Alfredo Iglesias Diéguez
Carlos Javier Palomino somos todos
El pasado domingo 11 de noviembre moría brutalmente asesinado, en el vagón del metro en que viajaba, el joven de 16 años Carlos Javier Palomino, vecino de Alto del Arenal (Vallecas); a pesar de que el joven acudía a una manifestación convocada en oposición a un acto racista convocado por Democracia Nacional en Usera, un barrio de Madrid habitado por numerosos inmigrantes, y el agresor, Josué Estébanez de la Hija, un soldado profesional de 24 años que acudía a la manifestación que organizaba el antedicho partido ultraderechista, fueron muchos quienes se apresuraron a presentar el asesinato como una “pelea entre bandas juveniles”. No obstante, la realidad es otra bien diferente.
Efectivamente, al margen de que las “peleas entre bandas juveniles” no son justificables, el suceso ocurrido el pasado domingo en la estación de Legazpi (Madrid), no es un hecho aislado; bien al contrario, como señala el Informe Raxen “Xenofobia ultra en España (2007) del Movimiento contra la Intolerancia, que se puede consultar en la página web http://www.movimientocontralaintolerancia.com/html/raxen/raxen.asp, la violencia fascista o neonazi en España alcanza un total de 4.000 agresiones anuales, que provocaron numerosos muertos y miles de heridos en los ayuntamientos, sobre todo, de Madrid y del Levante peninsular.
Frente a esta evidencia, no podemos limitarnos a condenar este asesinato como consecuencia de la “violencia extremista”: el asesinato de Carlos Javier Palomino forma parte de la violencia ultraderechista que actúa de forma impune, incluso amparada en la legalidad —muchos de los grupos que acogen en su seno a algunos de los individuos que están detrás de los crímenes cometidos en nombre de una nación libre de inmigrantes o de la superioridad racial, están legalizados a pesar de difundir mensajes claramente racistas, xenófobos y fomentar el odio y la violencia—, de la mano de grupos organizados de extrema derecha que emplean la violencia en barrios obreros y en otros lugares de afluencia de los trabajadores, como son el transporte público de pasajeros (sobre todo el metro), para atemorizar y acobardar al eslabón más débil de la sociedad: las trabajadoras y los trabajadores de los barrios periféricos de las grandes ciudades.

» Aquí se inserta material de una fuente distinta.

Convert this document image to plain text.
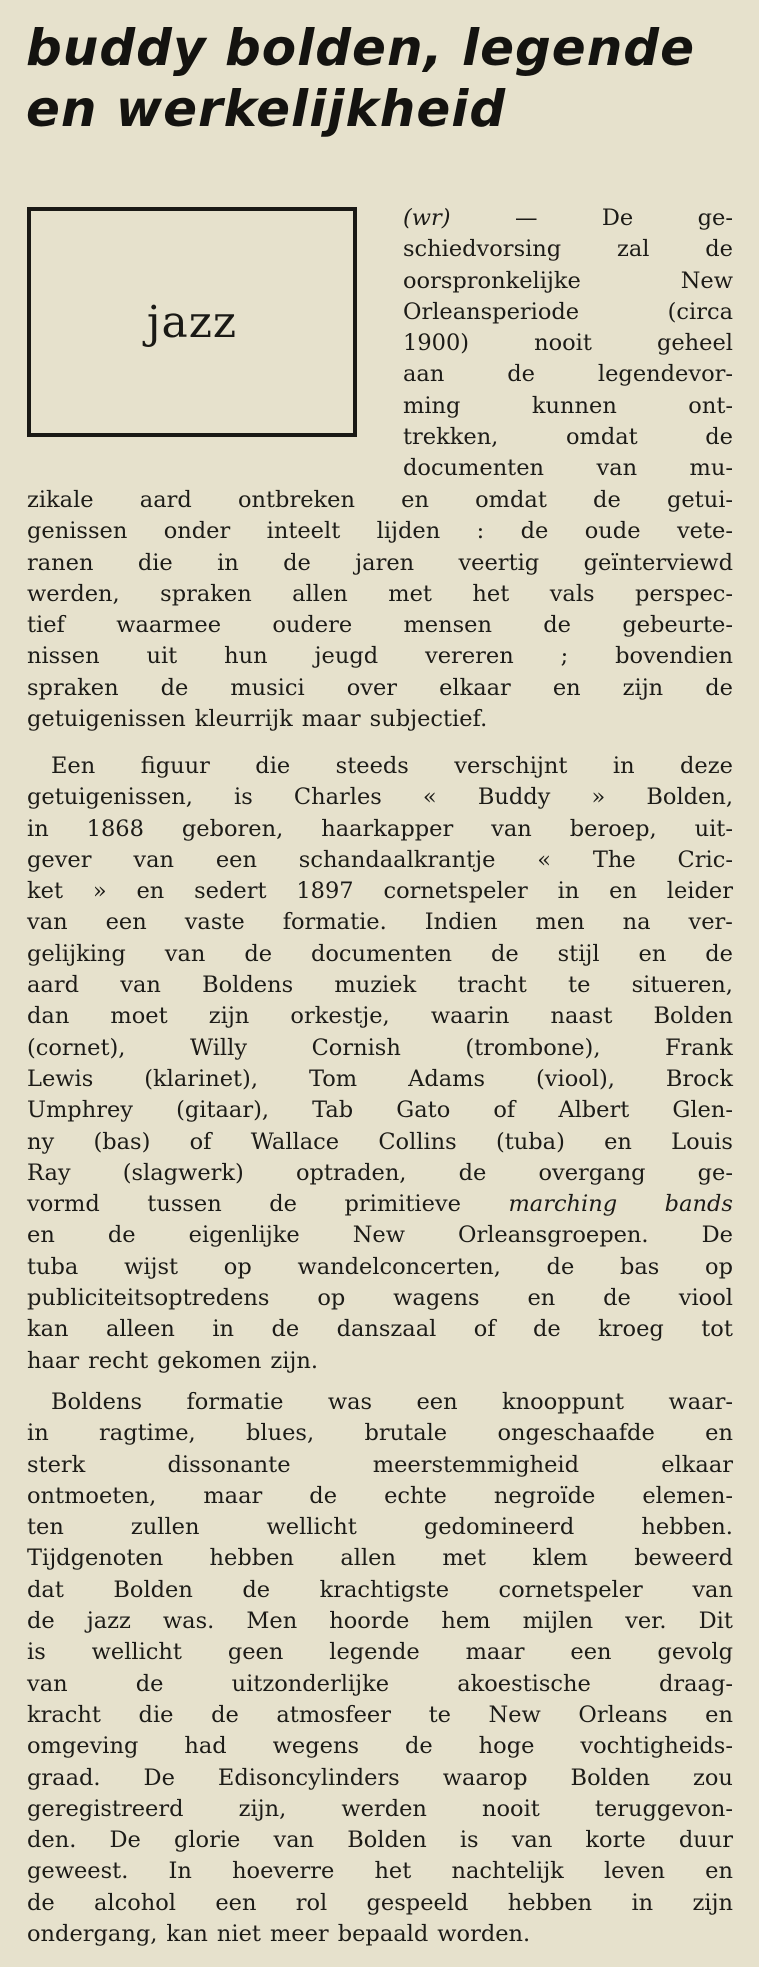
buddy bolden, legende
en werkelijkheid
jazz
(wr)	—	De	ge-
schiedvorsing zal de
oorspronkelijke	New
Orleansperiode	(circa
1900)	nooit	geheel
aan	de	legendevor-
ming	kunnen	ont-
trekken,	omdat	de
documenten van mu-
zikale aard ontbreken en omdat de getui-
genissen onder inteelt lijden : de oude vete-
ranen die in de jaren veertig geïnterviewd
werden, spraken allen met het vals perspec-
tief waarmee oudere mensen de gebeurte-
nissen uit hun jeugd vereren ; bovendien
spraken de musici over elkaar en zijn de
getuigenissen kleurrijk maar subjectief.
Een figuur die steeds verschijnt in deze
getuigenissen, is Charles « Buddy » Bolden,
in 1868 geboren, haarkapper van beroep, uit-
gever van een schandaalkrantje « The Cric-
ket » en sedert 1897 cornetspeler in en leider
van een vaste formatie. Indien men na ver-
gelijking van de documenten de stijl en de
aard van Boldens muziek tracht te situeren,
dan moet zijn orkestje, waarin naast Bolden
(cornet),	Willy	Cornish	(trombone),	Frank
Lewis (klarinet), Tom Adams (viool), Brock
Umphrey (gitaar), Tab Gato of Albert Glen-
ny (bas) of Wallace Collins (tuba) en Louis
Ray (slagwerk) optraden, de overgang ge-
vormd tussen de primitieve marching bands
en de eigenlijke New Orleansgroepen. De
tuba wijst op wandelconcerten, de bas op
publiciteitsoptredens op wagens en de viool
kan alleen in de danszaal of de kroeg tot
haar recht gekomen zijn.
Boldens formatie was een knooppunt waar-
in ragtime, blues, brutale ongeschaafde en
sterk	dissonante	meerstemmigheid	elkaar
ontmoeten, maar de echte negroïde elemen-
ten	zullen	wellicht	gedomineerd	hebben.
Tijdgenoten hebben allen met klem beweerd
dat Bolden de krachtigste cornetspeler van
de jazz was. Men hoorde hem mijlen ver. Dit
is wellicht geen legende maar een gevolg
van	de	uitzonderlijke	akoestische	draag-
kracht die de atmosfeer te New Orleans en
omgeving had wegens de hoge vochtigheids-
graad. De Edisoncylinders waarop Bolden zou
geregistreerd zijn, werden nooit teruggevon-
den. De glorie van Bolden is van korte duur
geweest. In hoeverre het nachtelijk leven en
de alcohol een rol gespeeld hebben in zijn
ondergang, kan niet meer bepaald worden.
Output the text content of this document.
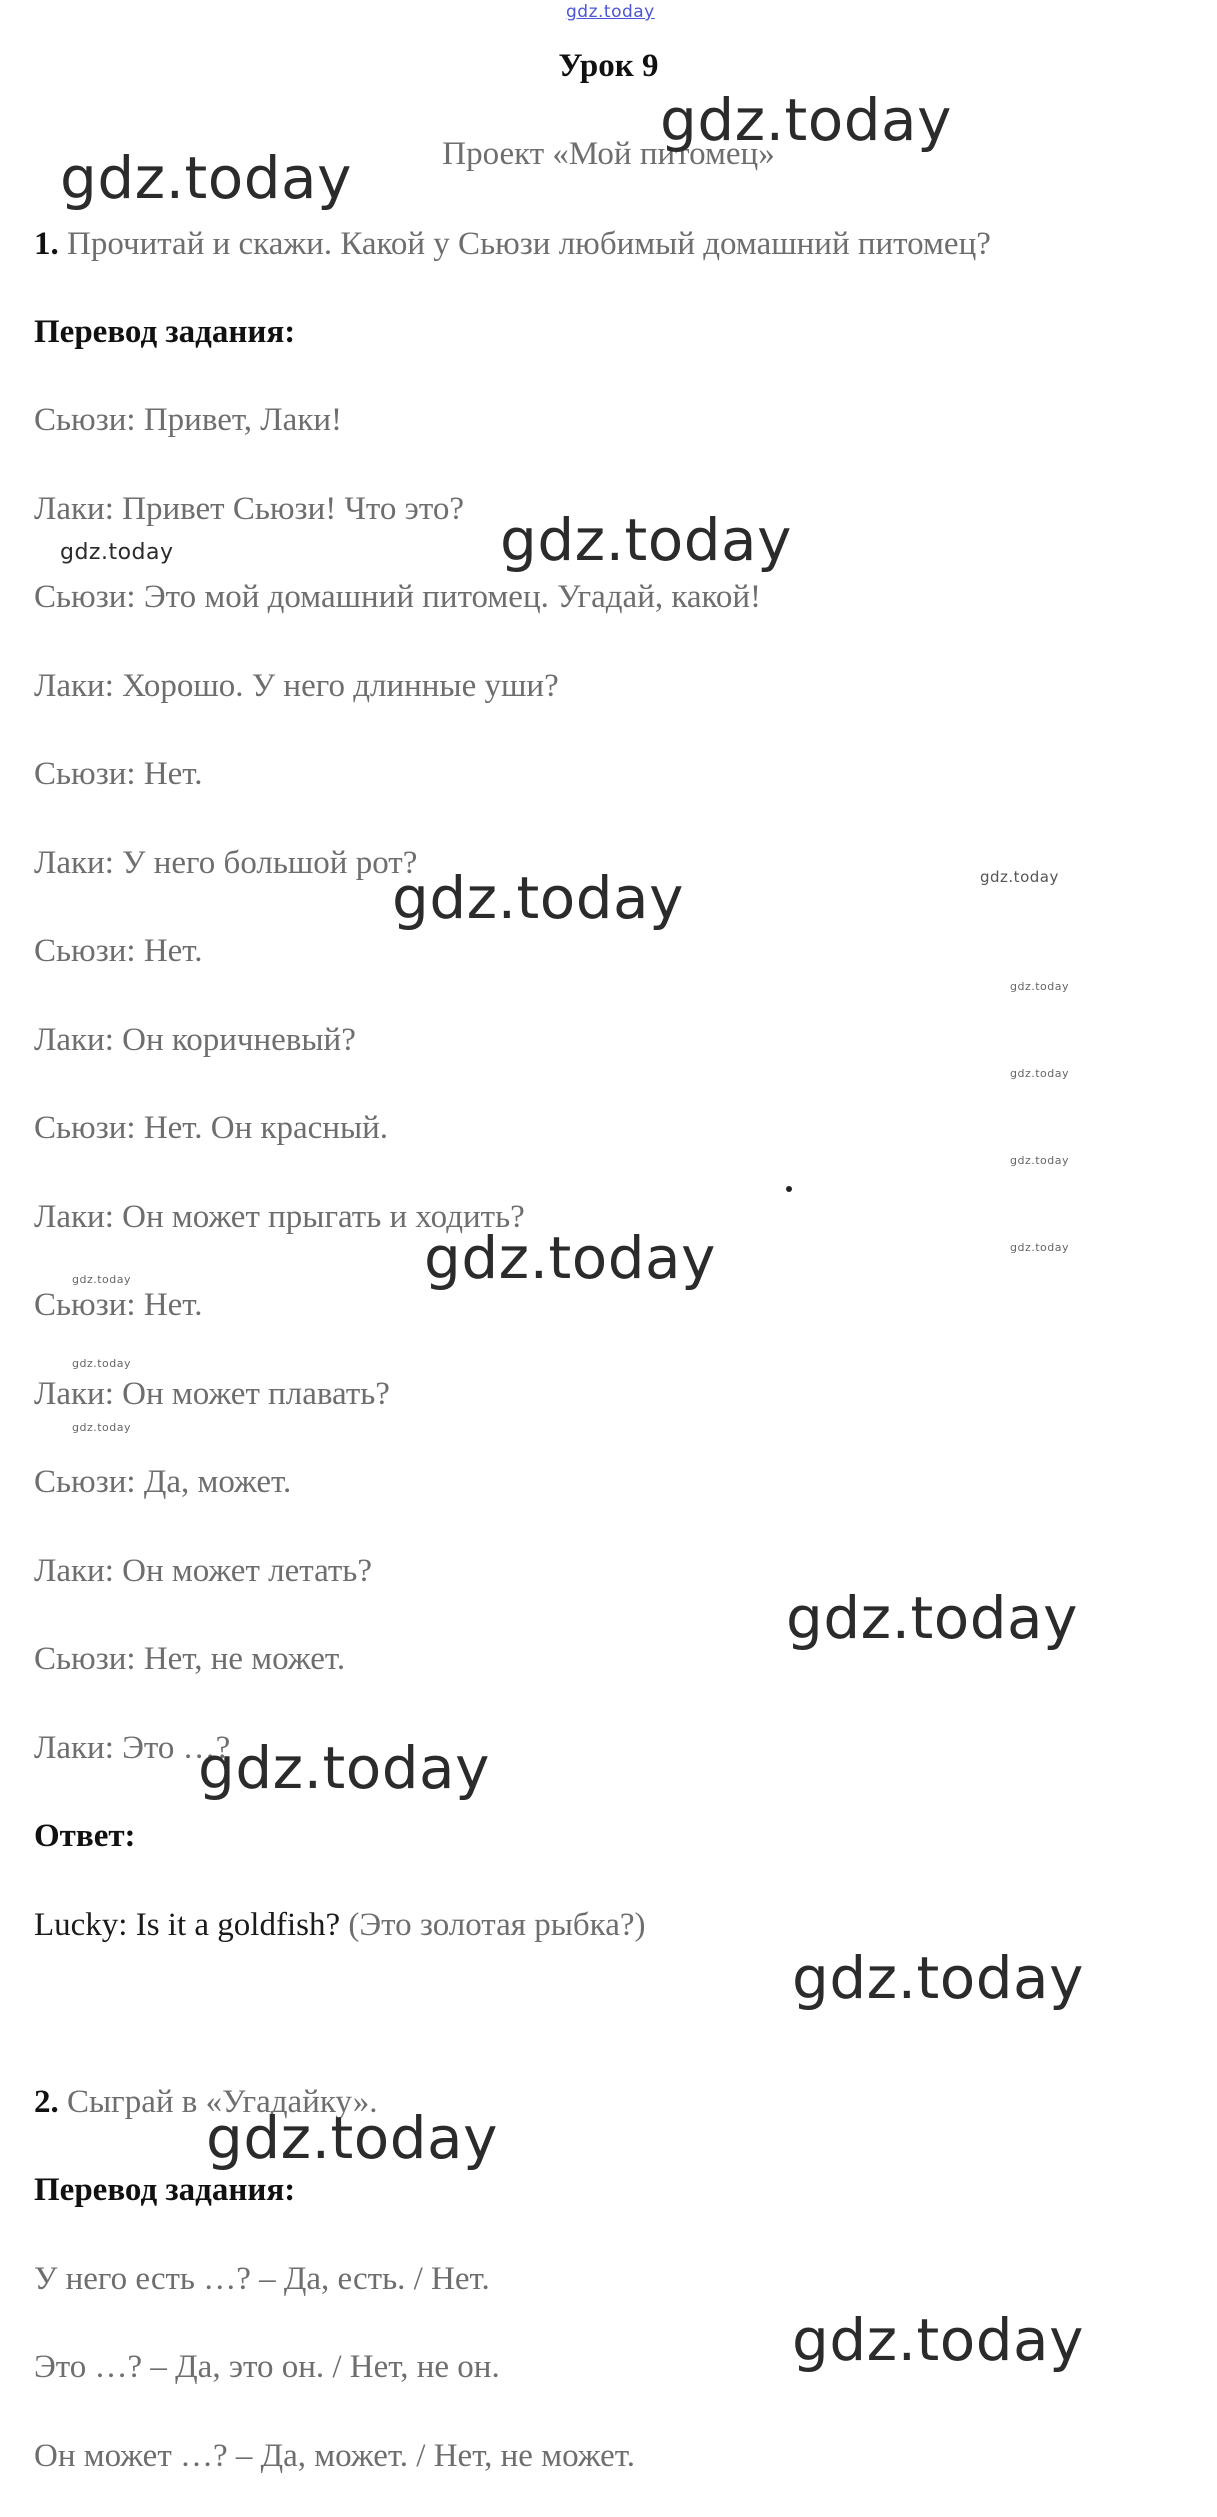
gdz.today
Урок 9
Проект «Мой питомец»
1. Прочитай и скажи. Какой у Сьюзи любимый домашний питомец?
Перевод задания:
Сьюзи: Привет, Лаки!
Лаки: Привет Сьюзи! Что это?
Сьюзи: Это мой домашний питомец. Угадай, какой!
Лаки: Хорошо. У него длинные уши?
Сьюзи: Нет.
Лаки: У него большой рот?
Сьюзи: Нет.
Лаки: Он коричневый?
Сьюзи: Нет. Он красный.
Лаки: Он может прыгать и ходить?
Сьюзи: Нет.
Лаки: Он может плавать?
Сьюзи: Да, может.
Лаки: Он может летать?
Сьюзи: Нет, не может.
Лаки: Это …?
Ответ:
Lucky: Is it a goldfish? (Это золотая рыбка?)
2. Сыграй в «Угадайку».
Перевод задания:
У него есть …? – Да, есть. / Нет.
Это …? – Да, это он. / Нет, не он.
Он может …? – Да, может. / Нет, не может.
gdz.today
gdz.today
gdz.today
gdz.today
gdz.today
gdz.today
gdz.today
gdz.today
gdz.today
gdz.today
gdz.today
gdz.today
gdz.today
gdz.today
gdz.today
gdz.today
gdz.today
gdz.today
gdz.today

En este sentido, el asesinato de Carlos es la expresión más brutal de la lucha de clases. Pero, ¿por qué ahora?, ¿a quién beneficia? En realidad, a los de siempre: al gran capital. Efectivamente, en un momento de crisis como el actual, que afecta a millares de trabajadoras precarizadas y trabajadores precarizados, el racismo funciona como un discurso integrador que ofrece al conjunto de los hijos de la Patria una identidad nacional —el nosotros unitario e interclasista—, con el que identificarse frente a los inmigrantes “que nos vienen a robar” o “a quitar nuestros puestos de trabajo”, logrando de esa manera desviar la lucha social contra los de arriba hacia la violencia xenófoba contra los inmigrantes y sus aliados de clase, logrando a un tiempo dos efectos beneficiosos para el gran capital: crear las condiciones propicias para la derechización del discurso político alrededor del consabido discurso de “paz y orden” y atemorizar a los elementos más débiles de la sociedad y a las gentes de izquierdas, disuadiéndolos de que se movilicen.
La clase trabajadora, ante estas agresiones, debe alzarse en defensa de la democracia radicalizada, en defensa de los derechos de igualdad y libertad, porque como en su día afirmara el comunista italiano Palmiro Togliatti, ese es el único modo de evitar la instauración de una dictadura fascista.